2013年2月 vol.136

2013年02月10日

 年が明け早いもので一ヶ月が経過しました。例年なら節分を迎え、季節の変化を感じる時期ですが、今年は各地から雪の便りばかりが届いて参ります。春待ち遠しい今日この頃、皆様はいかがお過ごしでしょうか?

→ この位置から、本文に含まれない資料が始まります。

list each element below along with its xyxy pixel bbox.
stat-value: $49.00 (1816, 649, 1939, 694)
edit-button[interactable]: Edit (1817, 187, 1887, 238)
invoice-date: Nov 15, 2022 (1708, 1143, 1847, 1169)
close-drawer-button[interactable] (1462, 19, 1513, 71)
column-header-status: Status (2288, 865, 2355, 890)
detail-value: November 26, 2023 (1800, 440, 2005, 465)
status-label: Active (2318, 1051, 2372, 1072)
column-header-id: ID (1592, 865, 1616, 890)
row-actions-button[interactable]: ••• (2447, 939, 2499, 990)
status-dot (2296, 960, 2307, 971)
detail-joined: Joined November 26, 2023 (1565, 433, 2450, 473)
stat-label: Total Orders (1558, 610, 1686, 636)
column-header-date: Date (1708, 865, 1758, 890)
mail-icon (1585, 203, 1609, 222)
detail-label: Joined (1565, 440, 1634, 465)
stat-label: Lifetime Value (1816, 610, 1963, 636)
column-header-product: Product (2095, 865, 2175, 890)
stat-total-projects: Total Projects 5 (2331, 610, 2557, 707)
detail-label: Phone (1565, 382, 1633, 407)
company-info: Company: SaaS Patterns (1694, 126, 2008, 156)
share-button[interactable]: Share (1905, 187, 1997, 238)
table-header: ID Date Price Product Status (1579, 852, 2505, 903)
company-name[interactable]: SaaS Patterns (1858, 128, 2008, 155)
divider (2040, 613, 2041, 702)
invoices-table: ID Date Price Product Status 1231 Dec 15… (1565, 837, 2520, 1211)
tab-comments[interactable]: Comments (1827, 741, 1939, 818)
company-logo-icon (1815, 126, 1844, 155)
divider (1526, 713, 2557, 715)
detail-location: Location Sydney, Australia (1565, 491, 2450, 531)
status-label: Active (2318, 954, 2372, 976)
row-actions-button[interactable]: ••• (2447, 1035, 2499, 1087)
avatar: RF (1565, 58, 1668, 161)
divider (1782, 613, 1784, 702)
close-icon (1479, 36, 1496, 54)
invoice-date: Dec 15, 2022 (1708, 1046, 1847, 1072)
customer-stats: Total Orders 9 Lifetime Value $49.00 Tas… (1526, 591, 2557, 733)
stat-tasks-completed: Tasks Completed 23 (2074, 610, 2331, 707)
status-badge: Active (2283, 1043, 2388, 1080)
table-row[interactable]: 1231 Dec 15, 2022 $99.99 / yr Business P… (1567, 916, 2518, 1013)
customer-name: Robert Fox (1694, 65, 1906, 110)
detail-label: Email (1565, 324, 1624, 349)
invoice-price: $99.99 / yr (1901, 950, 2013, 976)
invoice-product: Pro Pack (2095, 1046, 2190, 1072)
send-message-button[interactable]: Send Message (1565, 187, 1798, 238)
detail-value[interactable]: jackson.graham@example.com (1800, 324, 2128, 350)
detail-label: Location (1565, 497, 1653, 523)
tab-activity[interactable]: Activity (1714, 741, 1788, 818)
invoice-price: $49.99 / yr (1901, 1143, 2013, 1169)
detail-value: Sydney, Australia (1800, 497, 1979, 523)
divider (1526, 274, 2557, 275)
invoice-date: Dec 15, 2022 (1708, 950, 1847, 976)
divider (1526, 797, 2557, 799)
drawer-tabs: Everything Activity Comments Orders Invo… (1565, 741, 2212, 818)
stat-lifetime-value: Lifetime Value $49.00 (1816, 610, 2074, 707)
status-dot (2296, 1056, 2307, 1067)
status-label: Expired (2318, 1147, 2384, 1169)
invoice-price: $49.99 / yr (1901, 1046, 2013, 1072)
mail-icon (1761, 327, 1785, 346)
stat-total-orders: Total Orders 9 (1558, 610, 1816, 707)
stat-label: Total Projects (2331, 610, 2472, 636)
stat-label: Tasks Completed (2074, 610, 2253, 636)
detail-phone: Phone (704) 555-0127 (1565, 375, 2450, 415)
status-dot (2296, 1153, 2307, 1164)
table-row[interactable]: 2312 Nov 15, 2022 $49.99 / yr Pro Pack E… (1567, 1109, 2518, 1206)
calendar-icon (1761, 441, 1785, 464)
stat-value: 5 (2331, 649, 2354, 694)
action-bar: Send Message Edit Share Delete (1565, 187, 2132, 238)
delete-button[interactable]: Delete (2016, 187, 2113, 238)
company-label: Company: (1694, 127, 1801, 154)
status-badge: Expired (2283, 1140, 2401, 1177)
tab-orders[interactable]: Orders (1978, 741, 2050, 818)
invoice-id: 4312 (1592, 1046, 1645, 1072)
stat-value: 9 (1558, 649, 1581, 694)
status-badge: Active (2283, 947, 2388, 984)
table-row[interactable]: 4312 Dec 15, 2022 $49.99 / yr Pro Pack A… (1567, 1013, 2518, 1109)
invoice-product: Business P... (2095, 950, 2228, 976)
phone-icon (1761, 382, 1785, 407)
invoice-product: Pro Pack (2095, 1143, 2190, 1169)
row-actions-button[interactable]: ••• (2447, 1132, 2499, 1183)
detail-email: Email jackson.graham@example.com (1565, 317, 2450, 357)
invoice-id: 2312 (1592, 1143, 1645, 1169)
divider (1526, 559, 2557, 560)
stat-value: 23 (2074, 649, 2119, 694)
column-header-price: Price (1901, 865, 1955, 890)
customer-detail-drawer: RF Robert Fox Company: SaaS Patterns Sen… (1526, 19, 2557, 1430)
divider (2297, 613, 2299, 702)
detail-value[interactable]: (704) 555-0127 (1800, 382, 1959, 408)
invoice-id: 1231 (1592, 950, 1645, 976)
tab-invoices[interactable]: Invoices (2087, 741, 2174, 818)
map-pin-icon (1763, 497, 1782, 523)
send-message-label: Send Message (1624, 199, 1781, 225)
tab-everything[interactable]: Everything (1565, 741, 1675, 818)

 さて、昨年暮れの政権交代前夜から株価上昇と円安のニュースが毎日のように伝わってきます。今のところ、景気への期待感が先行した形ですが、その世間のムードを心地良く感じるのは私だけではないはずです。でも実は、我々日本人は失われた20年を経験し、企業も消費者もデフレに慣れてしまっており、昨今の潮流の変化に、ある意味戸惑いを感じている方も多いのではないでしょうか。  
 

 不動産の世界では、被災された方々の買い替え特需にも一服感が見え始めており、昨年後半あたりからは、消費税の駆け込み需要が始まっております。請負契約ベースでは9月契約分までが現行税率の適用となるため、秋以降の市場の変化と向き合いながら各社が戦々恐々としているような状況です。機会がありましたら、今後の動向についても予測してみたいと思います。
 

 我が国では、2006年の第一次安倍内閣以降、実に1年単位で総理大臣が入れ替わるという異常事態が続いてきました。その間、景気も底辺を彷徨ってきましたが、人間なんていうのは身勝手な生き物(少なくとも私は)で、景気が良ければ誰も文句を言わくなるものです。その証拠に、最近ネガティブな政治ネタが少なくなったような気がしませんか?安倍政権には目先の景気回復だけにとらわれることなく、長期的なビジョンを明確に示し、日本の再生に取り組んでもらいたいものです。 
 

 皆様は、次のような戯れ歌をご存知でしょうか。「織田がつき、羽柴がこねし天下餅、座りしままに喰うは徳川」。天下統一を成し遂げた三人の武将を喩えたものです。それぞれに強烈な個性の持ち主でしたが、我々日本人は、世の中が行き詰まると織田信長のようなカリスマの登場を求める傾向にあると言えます。それもみんな、何かを変えてくれるとの期待感の表れだと思います。ところが、改革というと聞こえも良いのですが、どうも日本人は飽きやすいらしく、安定を選ぶ民族だとも言えそうです。そういう意味においても、今の世には徳川家康のような情や知恵を持ち合わせ、長期的な戦略を立てられる安定型のリーダーこそが相応しいのだと思います。
 

 戦国武将というと、戦での戦略を引き合いに出し、評価する方が多いと思います。その方が説得力があり分かりやすいからでしょう。今回、私は次のような逸話に触れてみることにしました。この点は多くのリーダーが学ぶべき点で、家康の懐の深さを知ることができます。家康が将軍の座を二代秀忠に譲り、駿府(静岡市)を隠居の場に選んだ後の話です。すると城下は大いに賑わい、妓楼が立ち並びました。家臣たちも妓楼に通い詰めとなり、身を滅ぼす者も現れたそうです。事は時の町奉行が家康に対し、町を移すよう進言するほどの事態にまで発展しました。ところが、町を移せば周りの商売にも影響を及ぼしかねないと危惧した家康は、城下の人々を集め、その中に遊女達を招き、踊りを披露させることにしたのです。ここからが家康の真骨頂です。その中から特に最近もてはやされている遊女と面会をし、帰りに土産を持たせるという奇策に出たのでした。その際に、「上様も立ち寄る機会があるだろうから、その際に召し上がるので心しておくよう」と伝えさせました。すると、その噂が城下中に広がり、家臣達の妓楼通いが収まったとされています。万一、家康が妓楼に立ち寄るようなことがあれば、遊女が家臣達の秘密を漏らすかもしれないとの恐怖心を植え付けたのです。家康がいかに心理を読んで行動をとり、事を穏便に治めたかがうかがえる一面です。

 最近では、残念なことに我が国の政治家の中に、このようなカリスマ性を持った人物がめっきり減ったような気がしてなりません。